Why gold is like the minivan you secretly love

Steady, yet suddenly the most sensible option

I had about 14 minutes before school pick up to figure out why gold hit a new high.

It turns out, it's not just fear. The math actually works.

  • Interest rates (after inflation) started to dip.

  • The U.S. dollar weakened slightly.

  • And central banks keep buying gold and piling it up like Lego bricks.

In a market that’s sick of earnings surprises and earnings-call drama, a 5,000-year-old asset that just sits there is suddenly doing everything.

This isn’t magic. It really is just math. 

When inflation-adjusted yields soften, the opportunity cost of holding gold shrinks. 

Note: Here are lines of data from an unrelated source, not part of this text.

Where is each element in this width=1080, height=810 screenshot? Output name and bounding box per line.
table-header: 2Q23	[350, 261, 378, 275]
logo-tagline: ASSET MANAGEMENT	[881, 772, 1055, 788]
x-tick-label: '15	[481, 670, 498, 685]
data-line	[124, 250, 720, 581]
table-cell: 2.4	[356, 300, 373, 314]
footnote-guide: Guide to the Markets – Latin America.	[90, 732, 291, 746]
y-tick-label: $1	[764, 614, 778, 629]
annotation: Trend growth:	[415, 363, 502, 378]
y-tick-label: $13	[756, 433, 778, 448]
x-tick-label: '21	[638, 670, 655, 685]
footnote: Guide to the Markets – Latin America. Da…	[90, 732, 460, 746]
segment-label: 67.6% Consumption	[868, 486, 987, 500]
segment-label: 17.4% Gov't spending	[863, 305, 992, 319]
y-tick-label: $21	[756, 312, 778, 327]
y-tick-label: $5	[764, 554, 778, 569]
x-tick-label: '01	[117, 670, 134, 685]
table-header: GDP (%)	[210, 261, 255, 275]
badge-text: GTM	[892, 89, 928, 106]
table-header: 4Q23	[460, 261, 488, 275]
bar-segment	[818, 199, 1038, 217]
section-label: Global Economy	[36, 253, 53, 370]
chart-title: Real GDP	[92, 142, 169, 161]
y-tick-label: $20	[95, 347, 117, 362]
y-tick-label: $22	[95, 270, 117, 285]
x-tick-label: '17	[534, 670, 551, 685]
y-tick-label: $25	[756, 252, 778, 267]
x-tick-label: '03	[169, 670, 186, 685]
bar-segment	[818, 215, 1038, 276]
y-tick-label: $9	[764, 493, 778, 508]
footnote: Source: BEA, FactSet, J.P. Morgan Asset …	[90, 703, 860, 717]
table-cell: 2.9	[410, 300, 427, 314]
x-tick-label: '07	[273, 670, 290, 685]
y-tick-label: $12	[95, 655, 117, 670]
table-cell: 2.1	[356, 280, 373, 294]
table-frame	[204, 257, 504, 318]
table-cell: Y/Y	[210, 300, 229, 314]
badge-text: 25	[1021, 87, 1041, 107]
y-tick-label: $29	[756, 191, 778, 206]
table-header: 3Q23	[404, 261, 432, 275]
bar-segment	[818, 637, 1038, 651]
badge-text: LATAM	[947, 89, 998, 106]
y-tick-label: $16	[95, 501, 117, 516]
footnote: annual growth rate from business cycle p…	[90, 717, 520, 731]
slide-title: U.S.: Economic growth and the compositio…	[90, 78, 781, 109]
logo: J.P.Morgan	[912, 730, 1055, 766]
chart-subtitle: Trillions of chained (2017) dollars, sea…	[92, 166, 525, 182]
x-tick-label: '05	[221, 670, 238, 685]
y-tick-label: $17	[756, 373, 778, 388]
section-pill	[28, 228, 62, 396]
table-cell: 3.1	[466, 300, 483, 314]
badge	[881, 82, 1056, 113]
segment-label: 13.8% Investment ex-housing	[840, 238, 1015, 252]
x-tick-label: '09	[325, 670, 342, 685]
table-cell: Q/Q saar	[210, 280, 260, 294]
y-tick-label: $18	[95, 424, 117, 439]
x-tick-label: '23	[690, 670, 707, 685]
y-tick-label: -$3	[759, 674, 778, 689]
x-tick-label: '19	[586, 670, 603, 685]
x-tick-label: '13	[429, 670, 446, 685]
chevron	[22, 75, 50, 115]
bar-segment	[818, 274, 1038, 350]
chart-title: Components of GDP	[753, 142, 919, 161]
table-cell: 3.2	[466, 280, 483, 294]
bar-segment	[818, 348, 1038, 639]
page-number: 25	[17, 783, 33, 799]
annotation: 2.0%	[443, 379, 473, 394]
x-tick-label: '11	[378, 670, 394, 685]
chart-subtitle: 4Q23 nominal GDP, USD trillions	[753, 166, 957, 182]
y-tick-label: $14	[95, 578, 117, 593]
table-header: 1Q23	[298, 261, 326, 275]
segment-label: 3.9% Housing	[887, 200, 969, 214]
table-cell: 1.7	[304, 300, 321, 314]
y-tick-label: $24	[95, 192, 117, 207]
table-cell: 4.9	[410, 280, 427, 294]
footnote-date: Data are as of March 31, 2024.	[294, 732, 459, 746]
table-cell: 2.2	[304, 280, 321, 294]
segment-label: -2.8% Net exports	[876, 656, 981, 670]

Central banks continue to buy, and retail access to ETFs, vaulted accounts, and even micro-bars is easier than ever. So, the breakout makes sense.

I think a simple barbell works best for this one:

  • Core exposure: bullion or a low-fee ETF

  • Torque: a sprinkle of quality miners or royalty names

Don’t forget that not every miner benefits when the price increases. 

Diesel, dilution, and dubious capex can eat rallies faster than a toddler asks why.

Here are a few things that could dull the shine:

  • A spike in real yields

  • A dollar rally

  • Sudden ETF outflows

  • A surge in cheap supply

Until then, gold is the minivan you secretly love: unflashy 90% of the time, heroic when carpooling.

Size it right, sleep better, and skip the sports car, because even central banks are choosing the minivan right now.